A few weeks ago, there were two mass killings in Serbia over a 48 hour period, something very rare anywhere in Europe (other than during times of war). Eight children and a school security guard were murdered by a gun-toting 13-year old. Two days later, a 20-year old random shooter killed 13 people in a small town.
Serbia actually has a pretty strong gun culture (and a recent violent history). While its gun regulations are strict, the country is full of unregistered, uncontrolled weapons left over from the ethnic conflicts, insurgencies and warfare of the 1990's. But the sorts of mass killings (unrelated to those 1990's ethnic conflicts, etc.) that are fairly common in the US tend not to exist in Serbia, or elsewhere in Europe.
In response to the mass killings, the Serbian government is putting strict regulations in place, and has proposed a moratorium on gun sales (other than hunting rifles).
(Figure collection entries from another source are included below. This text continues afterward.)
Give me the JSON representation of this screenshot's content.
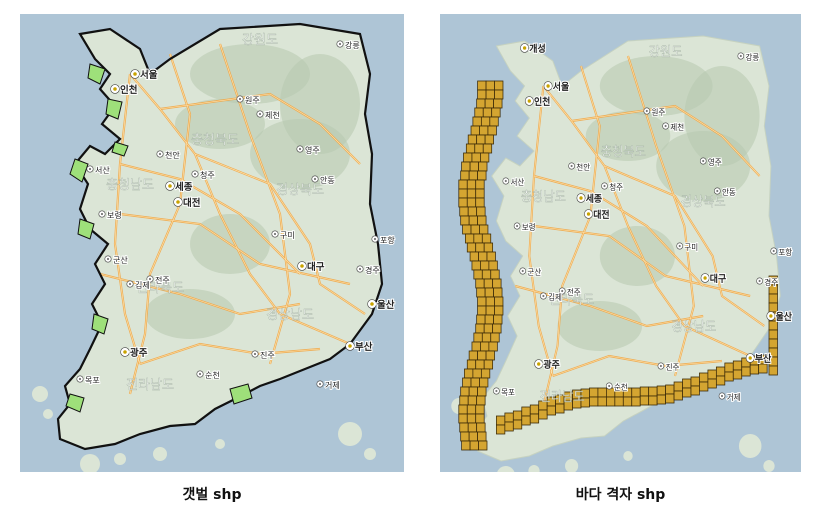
{
  "captions": {
    "left": "갯벌 shp",
    "right": "바다 격자 shp"
  },
  "colors": {
    "sea": "#aec5d6",
    "land": "#dbe5d6",
    "mountain": "#b7c8ae",
    "road": "#f0a94a",
    "tidal_flat": "#9ee07a",
    "grid_fill": "#d4a531",
    "grid_stroke": "#3b2a08"
  },
  "cities": [
    {
      "name": "서울",
      "kind": "capital"
    },
    {
      "name": "인천",
      "kind": "city"
    },
    {
      "name": "세종",
      "kind": "city"
    },
    {
      "name": "대전",
      "kind": "city"
    },
    {
      "name": "대구",
      "kind": "city"
    },
    {
      "name": "광주",
      "kind": "city"
    },
    {
      "name": "울산",
      "kind": "city"
    },
    {
      "name": "부산",
      "kind": "city"
    },
    {
      "name": "개성",
      "kind": "city"
    },
    {
      "name": "포항",
      "kind": "town"
    },
    {
      "name": "경주",
      "kind": "town"
    },
    {
      "name": "강릉",
      "kind": "town"
    },
    {
      "name": "제천",
      "kind": "town"
    },
    {
      "name": "영주",
      "kind": "town"
    },
    {
      "name": "청주",
      "kind": "town"
    },
    {
      "name": "천안",
      "kind": "town"
    },
    {
      "name": "전주",
      "kind": "town"
    },
    {
      "name": "김제",
      "kind": "town"
    },
    {
      "name": "목포",
      "kind": "town"
    },
    {
      "name": "진주",
      "kind": "town"
    },
    {
      "name": "거제",
      "kind": "town"
    },
    {
      "name": "구미",
      "kind": "town"
    },
    {
      "name": "안동",
      "kind": "town"
    },
    {
      "name": "원주",
      "kind": "town"
    },
    {
      "name": "군산",
      "kind": "town"
    },
    {
      "name": "서산",
      "kind": "town"
    },
    {
      "name": "보령",
      "kind": "town"
    },
    {
      "name": "순천",
      "kind": "town"
    }
  ],
  "regions": [
    "강원도",
    "충청북도",
    "충청남도",
    "경상북도",
    "전라북도",
    "전라남도",
    "경상남도"
  ]
}
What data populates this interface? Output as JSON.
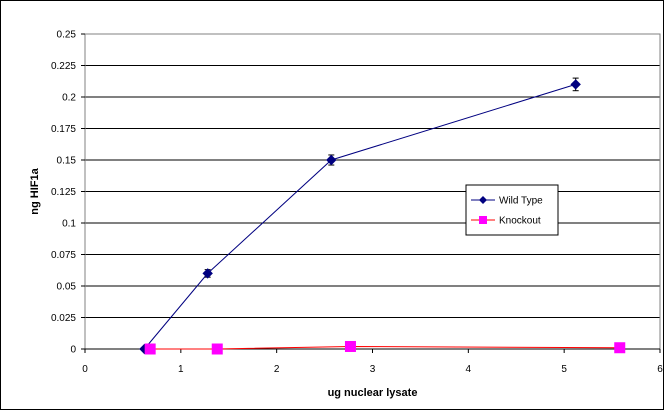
{
  "chart_data": {
    "type": "line",
    "title": "",
    "xlabel": "ug nuclear lysate",
    "ylabel": "ng HIF1a",
    "xlim": [
      0,
      6
    ],
    "ylim": [
      0,
      0.25
    ],
    "x_ticks": [
      "0",
      "1",
      "2",
      "3",
      "4",
      "5",
      "6"
    ],
    "y_ticks": [
      "0",
      "0.025",
      "0.05",
      "0.075",
      "0.1",
      "0.125",
      "0.15",
      "0.175",
      "0.2",
      "0.225",
      "0.25"
    ],
    "grid": "horizontal",
    "legend_position": "right",
    "series": [
      {
        "name": "Wild Type",
        "color": "#000080",
        "marker": "diamond",
        "x": [
          0.62,
          1.28,
          2.57,
          5.12
        ],
        "y": [
          0.0,
          0.06,
          0.15,
          0.21
        ],
        "error": [
          0.0,
          0.003,
          0.004,
          0.005
        ]
      },
      {
        "name": "Knockout",
        "color": "#FF00FF",
        "line_color": "#FF0000",
        "marker": "square",
        "x": [
          0.68,
          1.38,
          2.77,
          5.58
        ],
        "y": [
          0.0,
          0.0,
          0.002,
          0.001
        ],
        "error": [
          0,
          0,
          0,
          0
        ]
      }
    ]
  }
}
Because normal countries don't want to live with mass murders, with gun violence. They want to do something about it, and not just make mealy-mouthed pronouncements about thoughts and prayers, give lame kudos to first responders, tsk-tsk some lip service to mental health.
Anyway, I'm in Dublin, and one thing I'm not going to be worrying about is whether there's going to be some mad man on the loose, armed with a weapon of mass destruction, intent on mayhem.
In truth, when I'm in Boston, I don't worry about it all that often, either.
Not that it couldn't happen in my home state.
There's plenty of gun ownership in Massachusetts, but we do have one of the lowest rates of gun ownership among all states. Most of the gun violence that takes place in Boston occurs (regrettably) in the poor minority neighborhoods. And our state, which has comparatively decent gun regulation, is second from the bottom when it comes to the rate of gun deaths relative to population. Only Hawaii has fewer.
Not that it couldn't happen in Massachusetts. It's just less likely to.
And in Ireland? The likelihood of getting killed in a mass shooting incident is infinitesimally small.
Because they don't worship at the gun altar. Because the average person in Ireland thinks it's crazy to give the average person in Ireland easy access to the sorts of guns that are built for military purposes.
What in God's name is wrong with America?